The great debate over whether or not passengers should recline their seats on planes may soon be coming to an end. Airline companies are looking to cut costs and one way they’re doing this is by getting rid of reclining seats. But why is this happening and is it actually a good thing? Aviation and travel expert William McGee sheds some light on this trend.

Lighter Seats, Heavier Savings

According to McGee, the move towards non-reclining seats has been happening for several years now, and one of the main reasons is that lighter seats are more desirable for airlines. With the rising cost of jet fuel, airlines are constantly looking for ways to reduce weight on board.

Lighter seats require fewer mechanical parts and ultimately save money on maintenance. Southwest Airlines has already announced their plans to debut a more streamlined seat design in 2025. Other airlines like Delta, United, and American have also been cutting back on the number of inches a seat can recline.

Economy seats used to recline back four inches, but now the standard is only two inches, and some airlines have even introduced pre-reclined seats that are designed at a slight angle to allow for better posture and more legroom.

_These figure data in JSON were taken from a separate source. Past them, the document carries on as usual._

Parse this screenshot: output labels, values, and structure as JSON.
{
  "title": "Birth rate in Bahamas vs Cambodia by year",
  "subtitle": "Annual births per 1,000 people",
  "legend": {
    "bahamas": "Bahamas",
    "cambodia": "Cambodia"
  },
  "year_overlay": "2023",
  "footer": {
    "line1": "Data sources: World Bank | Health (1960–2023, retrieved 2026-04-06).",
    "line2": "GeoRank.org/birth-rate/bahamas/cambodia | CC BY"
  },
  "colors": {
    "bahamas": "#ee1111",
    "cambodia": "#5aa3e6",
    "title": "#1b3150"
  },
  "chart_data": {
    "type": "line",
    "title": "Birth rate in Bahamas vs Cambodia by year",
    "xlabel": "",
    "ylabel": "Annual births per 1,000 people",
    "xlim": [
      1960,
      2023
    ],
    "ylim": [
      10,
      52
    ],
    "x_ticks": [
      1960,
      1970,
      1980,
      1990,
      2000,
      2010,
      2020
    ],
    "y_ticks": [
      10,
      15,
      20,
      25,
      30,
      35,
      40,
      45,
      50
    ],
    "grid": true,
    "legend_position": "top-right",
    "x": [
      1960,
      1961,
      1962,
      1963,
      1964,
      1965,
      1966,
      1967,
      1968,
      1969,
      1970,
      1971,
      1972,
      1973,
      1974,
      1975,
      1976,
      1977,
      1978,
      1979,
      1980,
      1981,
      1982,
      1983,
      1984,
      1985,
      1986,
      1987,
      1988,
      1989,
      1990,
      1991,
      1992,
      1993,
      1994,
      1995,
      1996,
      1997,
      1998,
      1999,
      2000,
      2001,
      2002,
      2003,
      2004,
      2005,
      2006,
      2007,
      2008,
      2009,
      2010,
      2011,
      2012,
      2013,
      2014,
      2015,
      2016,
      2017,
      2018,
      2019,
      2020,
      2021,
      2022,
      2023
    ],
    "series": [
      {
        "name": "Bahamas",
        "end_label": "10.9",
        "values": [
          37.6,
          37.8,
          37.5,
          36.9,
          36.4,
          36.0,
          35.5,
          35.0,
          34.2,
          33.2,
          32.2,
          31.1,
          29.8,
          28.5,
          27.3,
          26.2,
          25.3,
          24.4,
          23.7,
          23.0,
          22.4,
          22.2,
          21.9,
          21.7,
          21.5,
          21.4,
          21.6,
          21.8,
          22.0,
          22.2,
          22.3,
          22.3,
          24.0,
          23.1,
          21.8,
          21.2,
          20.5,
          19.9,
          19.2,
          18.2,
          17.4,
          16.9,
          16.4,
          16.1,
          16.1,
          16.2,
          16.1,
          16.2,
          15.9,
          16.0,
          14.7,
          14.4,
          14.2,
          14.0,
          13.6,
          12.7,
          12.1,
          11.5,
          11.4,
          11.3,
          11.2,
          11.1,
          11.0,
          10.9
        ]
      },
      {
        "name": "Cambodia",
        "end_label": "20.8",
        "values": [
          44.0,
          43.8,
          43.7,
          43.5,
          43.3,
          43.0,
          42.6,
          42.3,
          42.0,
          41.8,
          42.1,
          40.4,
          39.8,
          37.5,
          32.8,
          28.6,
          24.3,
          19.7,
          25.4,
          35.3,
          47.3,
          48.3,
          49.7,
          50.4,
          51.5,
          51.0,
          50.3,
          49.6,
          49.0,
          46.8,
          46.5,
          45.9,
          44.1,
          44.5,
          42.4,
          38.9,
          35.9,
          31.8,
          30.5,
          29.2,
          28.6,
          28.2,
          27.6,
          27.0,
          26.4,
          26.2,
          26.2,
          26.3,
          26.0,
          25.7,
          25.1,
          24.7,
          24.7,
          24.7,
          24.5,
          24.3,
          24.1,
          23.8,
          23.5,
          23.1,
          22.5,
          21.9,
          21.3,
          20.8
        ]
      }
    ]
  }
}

Fairness and Consideration

While some passengers may lament the loss of seat recline, McGee argues that there have been other cutbacks in the economy class over the years. From free seat selection to included in-flight meals, travelers have been losing more than just the ability to recline. In fact, tighter seats have made reclining unfair to fellow passengers. Non-reclining seats would not only save airlines money, but they would also avoid the arguments that often arise when someone reclines their seat.

Courtesy is Key

Passengers who still want to recline their seats should do so with courtesy and consideration for their fellow travelers. Travel expert Nicole Campoy Jackson suggests taking a glance at the person behind you before reclining, especially if they have their laptop out or a drink on their tray table. It’s important to be mindful of others’ space, especially during mealtimes.

A Blessing in Disguise

So, while the era of reclining seats on planes may be coming to an end, it’s not necessarily a bad thing. Airlines are making changes to cut costs and improve the overall flying experience. Passengers may find that losing the ability to recline can actually be a blessing in disguise, as it promotes fairness and consideration for everyone on board.